In addition to monitoring how unaffiliated bank directors are appointed and removed, policymakers must also pay attention to how such directors are paid. Financial conglomerates traditionally compensate senior officials, at least in part, with holding company stock or other equity-linked instruments.[207] If a bank pays its unaffiliated directors with holding company stock, however, these equity awards could bias the board members’ judgment. To the extent that a bank director owns a stake in the holding company, the director would have a financial incentive to allow the holding company to take advantage of the depository institution. The structure of bank directors’ compensation, therefore, could undermine the efficacy of an unaffiliated director mandate.

In response to this challenge, the banking agencies should establish standards for unaffiliated director compensation. Regulators could adopt several potential approaches to ensure that bank director compensation does not create conflicts of interest. For example, the agencies could require that banks pay their unaffiliated directors entirely in cash. Alternatively, the agencies could insist that banks compensate unaffiliated directors using the bank’s debt, which would better align the directors’ interests with the depository institutions’ creditors.[208] The banking agencies could incorporate standards for bank director compensation into their unfinished rulemaking to implement section 956 of the Dodd-Frank Act, which directs the agencies to establish regulations or guidelines “that prohibit any types of incentive-based payment arrangement” that “encourage[] inappropriate risks.”[209] The standards for bank director compensation need not be overly prescriptive—they simply need to ensure that the way in which banks pay their unaffiliated board members does not undermine their independence from the holding company.

3. Political Economy

Finally, proponents of an unaffiliated director mandate must confront political economy challenges. Why would the banking agencies—who have, to date, failed to adequately protect depository institutions from exploitation[210]—enact this reform?[211] And even if one set of regulators were to implement an unaffiliated director mandate, would other regulators roll it back in the future?

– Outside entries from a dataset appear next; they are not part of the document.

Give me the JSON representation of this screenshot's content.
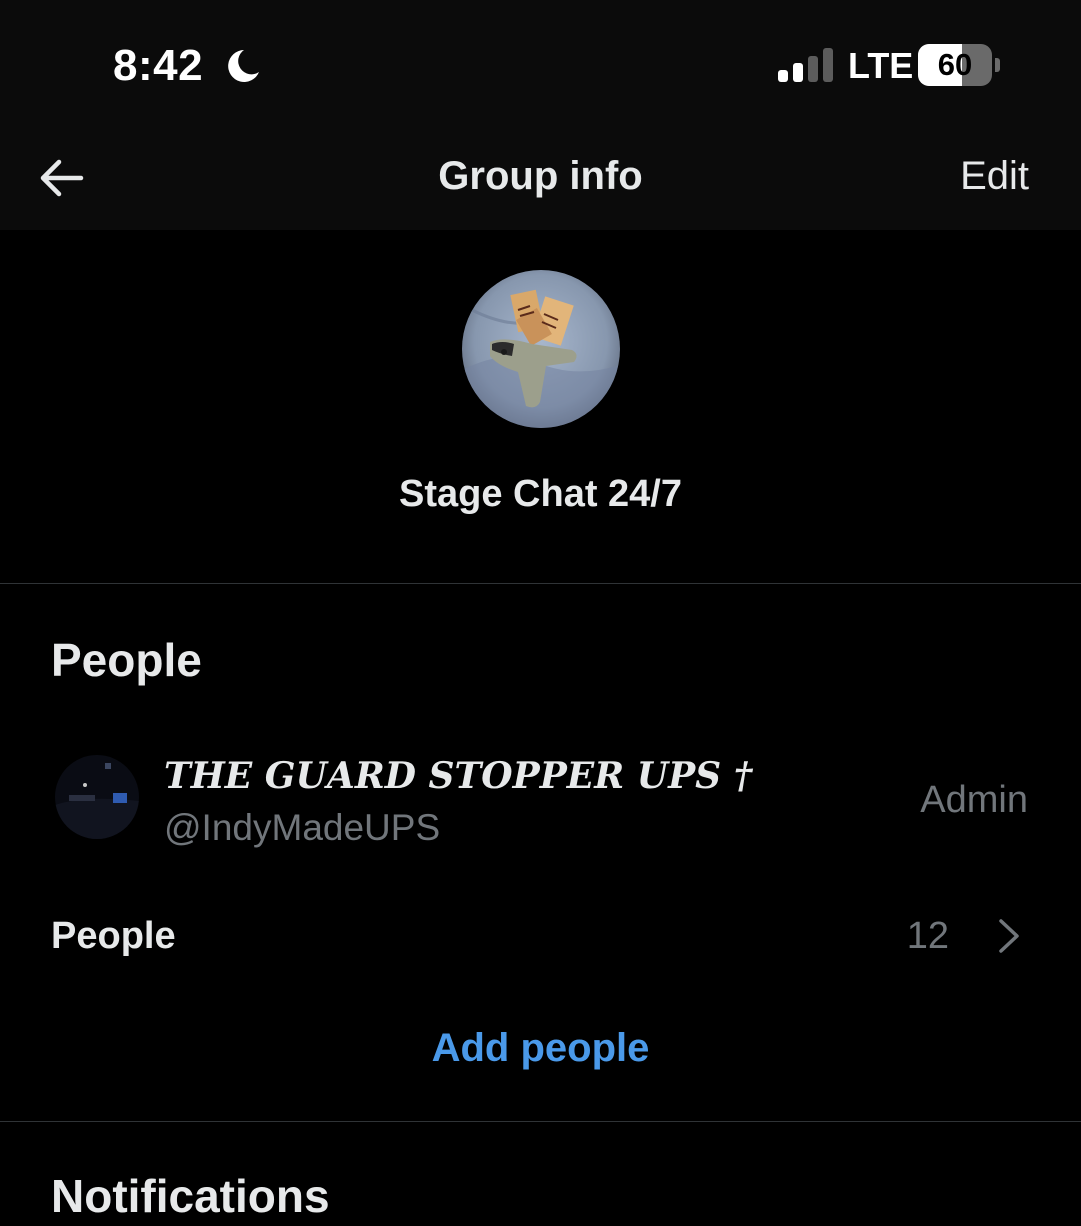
{
  "status_bar": {
    "time": "8:42",
    "moon_icon": "moon-icon",
    "signal_icon": "cellular-signal-icon",
    "network": "LTE",
    "battery_level": "60",
    "battery_fraction": 0.6
  },
  "header": {
    "back_icon": "arrow-left-icon",
    "title": "Group info",
    "edit_label": "Edit"
  },
  "group": {
    "name": "Stage Chat 24/7"
  },
  "people_section": {
    "heading": "People",
    "members": [
      {
        "name": "𝑻𝑯𝑬 𝑮𝑼𝑨𝑹𝑫 𝑺𝑻𝑶𝑷𝑷𝑬𝑹 𝑼𝑷𝑺 †",
        "handle": "@IndyMadeUPS",
        "role": "Admin"
      }
    ],
    "people_row": {
      "label": "People",
      "count": "12"
    },
    "add_people_label": "Add people"
  },
  "notifications_section": {
    "heading": "Notifications"
  },
  "colors": {
    "background": "#000000",
    "bar_background": "#0b0b0b",
    "primary_text": "#e7e9ea",
    "secondary_text": "#71767b",
    "accent": "#4a99e9",
    "divider": "#2f3336"
  }
}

Although political-economy challenges pervade financial regulation,[212] an unaffiliated director mandate is likely the type of initiative that can be implemented and withstand future deregulatory efforts. Leadership of the federal banking agencies, of course, is not static over time. For example, it is widely expected that President Joe Biden’s nominees will be more aggressive on financial regulation than President Donald Trump’s appointees.[213] Reform-minded regulators are likely to find corporate governance initiatives easier to implement than substantive rules, such as capital and liquidity requirements, since governance reforms do not impose direct costs on financial institutions and may therefore be less objectionable to the industry.[214] Further, enactment of an unaffiliated director mandate could entrench the rule for the long-term. Future deregulatory efforts will likely focus on substantive rules that directly affect financial conglomerates’ profitability, rather than governance standards.[215] Even if the banking agencies were to weaken an unaffiliated director mandate in the future, financial conglomerates may decline to change their independent bank governance structures once they are in place.[216] Despite political economy challenges, therefore, if reform-minded regulators were to implement an unaffiliated director mandate, it would likely be a lasting reform.

Conclusion

Ever since the Gramm-Leach-Bliley Act authorized commercial banks to affiliate with nonbanks in 1999, financial conglomerates have had a powerful incentive to exploit their depository institution subsidiaries and take advantage of federal safety net subsidies. At present, however, no stakeholders in the U.S. financial sector have both the motivation and ability to reliably shield depository institutions from their parent holding companies. In particular, this Article has exposed an underappreciated conflict of interest that contributes to the inappropriate expansion of the federal safety net. While U.S. law expects a bank’s directors to zealously safeguard the depository institution from their nonbank affiliates, widespread overlaps between the boards of large, diversified BHCs and their subsidiary banks undermine bank directors’ ability to resist exploitation.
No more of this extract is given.